John Asimakos, Rick Burns, Susan Feindel, Carol Hoorn Fraser, Jean-Pierre Gauthier, Berry Goodwin, Jack Humphrey, Cal Lane, Rita Letendre, Claude Roussel, Roméo Savoie, Nancy King Schofield, Ron Shuebrook.
L’abstraction a été la grande réussite du modernisme dans les arts visuels, censée libérer les artistes de la représentation et séparer l’art du monde. Cela ne s’est pas tout à fait déroulé ainsi.
L’abstraction revêt plusieurs significations, et dans les arts visuels, celle qui lui est le plus souvent attribuée est la « représentation non figurative ». Mais l’abstraction signifie aussi quelque chose qui représente une idée ou s’en inspire, quelque chose qui n’est pas réel, mais imaginé par l’humain. Et en ce sens, bien évidemment, tout art est abstrait. Au cours des premières décennies du XXe siècle, des peintres ont caressé l’abstraction, s’approchant de plus en plus de l’abandon pur et simple de l’image. La Suédoise Hilma af Klint a créé des toiles abstraites en 1906, de même que le peintre russe Vassily Kandinsky en 1910 (ou 1913, selon qui vous croyez). Kasimir Malévitch, un autre artiste russe, a peint un carré noir en 1915 : assurément, cela aura sonné le glas de l’art figuratif, non?
Non. Comme une lâche, la peinture est morte mille fois, et comme un certain humoriste américain, les annonces de sa mort ont souvent été exagérées. L’abstraction n’a jamais pu arrêter la représentation figurative, pas plus que la photographie (autre meurtrière présumée de la peinture), précisément en raison de sa deuxième signification – le fait qu’elle repose sur des idées. Et les idées sont tenaces, ne serait-ce que l’idée de peindre de façon non figurative.
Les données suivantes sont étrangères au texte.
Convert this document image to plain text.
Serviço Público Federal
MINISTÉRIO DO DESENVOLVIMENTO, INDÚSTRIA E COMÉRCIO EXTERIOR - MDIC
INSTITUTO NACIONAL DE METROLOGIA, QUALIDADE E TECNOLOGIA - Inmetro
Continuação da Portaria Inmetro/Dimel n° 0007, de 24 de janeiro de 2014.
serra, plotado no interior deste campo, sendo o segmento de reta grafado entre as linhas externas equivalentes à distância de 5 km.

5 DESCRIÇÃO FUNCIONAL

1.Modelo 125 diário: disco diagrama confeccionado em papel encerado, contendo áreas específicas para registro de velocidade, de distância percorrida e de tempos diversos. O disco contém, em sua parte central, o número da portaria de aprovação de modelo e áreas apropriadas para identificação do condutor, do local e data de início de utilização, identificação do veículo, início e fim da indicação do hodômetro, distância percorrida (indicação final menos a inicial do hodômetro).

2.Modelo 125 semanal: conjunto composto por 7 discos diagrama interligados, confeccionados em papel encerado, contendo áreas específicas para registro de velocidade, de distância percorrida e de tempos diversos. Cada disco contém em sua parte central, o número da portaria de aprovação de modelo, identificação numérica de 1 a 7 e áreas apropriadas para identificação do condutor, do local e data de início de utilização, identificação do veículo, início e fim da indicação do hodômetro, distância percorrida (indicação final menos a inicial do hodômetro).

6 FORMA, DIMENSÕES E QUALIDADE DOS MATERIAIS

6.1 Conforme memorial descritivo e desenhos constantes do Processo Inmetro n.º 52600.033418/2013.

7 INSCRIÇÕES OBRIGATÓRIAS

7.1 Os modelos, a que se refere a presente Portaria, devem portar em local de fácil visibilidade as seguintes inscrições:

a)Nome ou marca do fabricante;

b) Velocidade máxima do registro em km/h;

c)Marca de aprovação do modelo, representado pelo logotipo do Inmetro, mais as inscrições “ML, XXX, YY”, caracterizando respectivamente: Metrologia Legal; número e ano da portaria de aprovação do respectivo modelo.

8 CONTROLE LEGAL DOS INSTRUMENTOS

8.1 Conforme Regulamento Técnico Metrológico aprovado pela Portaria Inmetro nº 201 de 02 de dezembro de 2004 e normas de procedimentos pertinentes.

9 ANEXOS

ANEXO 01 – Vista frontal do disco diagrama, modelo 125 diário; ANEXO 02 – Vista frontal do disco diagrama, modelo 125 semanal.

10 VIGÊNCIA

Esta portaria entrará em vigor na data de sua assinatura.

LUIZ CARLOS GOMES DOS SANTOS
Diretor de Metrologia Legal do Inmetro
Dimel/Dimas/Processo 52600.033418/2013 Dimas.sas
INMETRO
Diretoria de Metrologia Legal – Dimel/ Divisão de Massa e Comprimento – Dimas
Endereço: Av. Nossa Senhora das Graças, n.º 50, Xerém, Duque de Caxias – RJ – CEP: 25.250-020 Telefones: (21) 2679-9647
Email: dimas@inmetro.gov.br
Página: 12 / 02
L’abstraction englobe aussi l’art non objectif, qui tente d’éviter toute référence au réel. La peinture non figurative peut très bien demeurer inspirée d’objets familiers; l’artiste a tout simplement tant déformé ou modifié son modèle qu’il l’a rendu méconnaissable. L’art non objectif tend à être géométrique ou fondé sur des relations chromatiques, deux approches qui tentent de toucher aux frontières de la réalité. Bien entendu, on ne peut pas vraiment échapper au réel, nous y sommes confinés comme un poisson rouge dans son bocal. Mais c’est une tentative valeureuse, quoique vouée à l’échec, et à laquelle les artistes n’ont pas renoncé. Ils essaient aussi de toucher aux frontières de l’abstraction, en faisant allusion à des images sans les adopter pleinement, par exemple, en s’approchant du bord sans jamais basculer.
La sculpture, puisqu’elle fait partie intrinsèque du réel, est moins sujette à ces débats. Mais elle aussi a dû composer avec le zèle moderniste quant à la réduction. Si une sculpture « non objective » est un paradoxe, la sculpture peut être non figurative – bien qu’une sculpture soit toujours une chose, et existe ainsi toujours dans le réel (tout comme les peintures, bien entendu : nous avons simplement tendance à les prendre pour des images et non pour ce qu’elles sont réellement, à savoir des objets). Une œuvre d’art, n’importe quelle œuvre d’art, consiste essentiellement à tenter de faire passer les idées de notre tête à notre réalité. Et en tant que telles, les œuvres d’art sont aussi différentes, aussi contradictoires, aussi tiraillées et aussi révélatrices que les têtes qui les ont imaginées. En tant qu’humains, nous nous fascinons sans fin, et l’art est l’une des expressions les plus tenaces de cette fascination.
Les artistes dont les œuvres figurent dans Aux frontières de l’abstraction ont travaillé l’abstraction selon différentes approches, tantôt en rejetant pleinement l’image, tantôt en déformant et en adaptant des images du réel, tantôt encore en créant des objets sans équivalent. Toutes s’appuient sur l’art pour penser le réel différemment, et pour nous mettre au défi d’être du voyage.
Œuvre d'art : Romeo Savoie, Beuys, 1987, techniques mixtes sur toile, 183 x 366.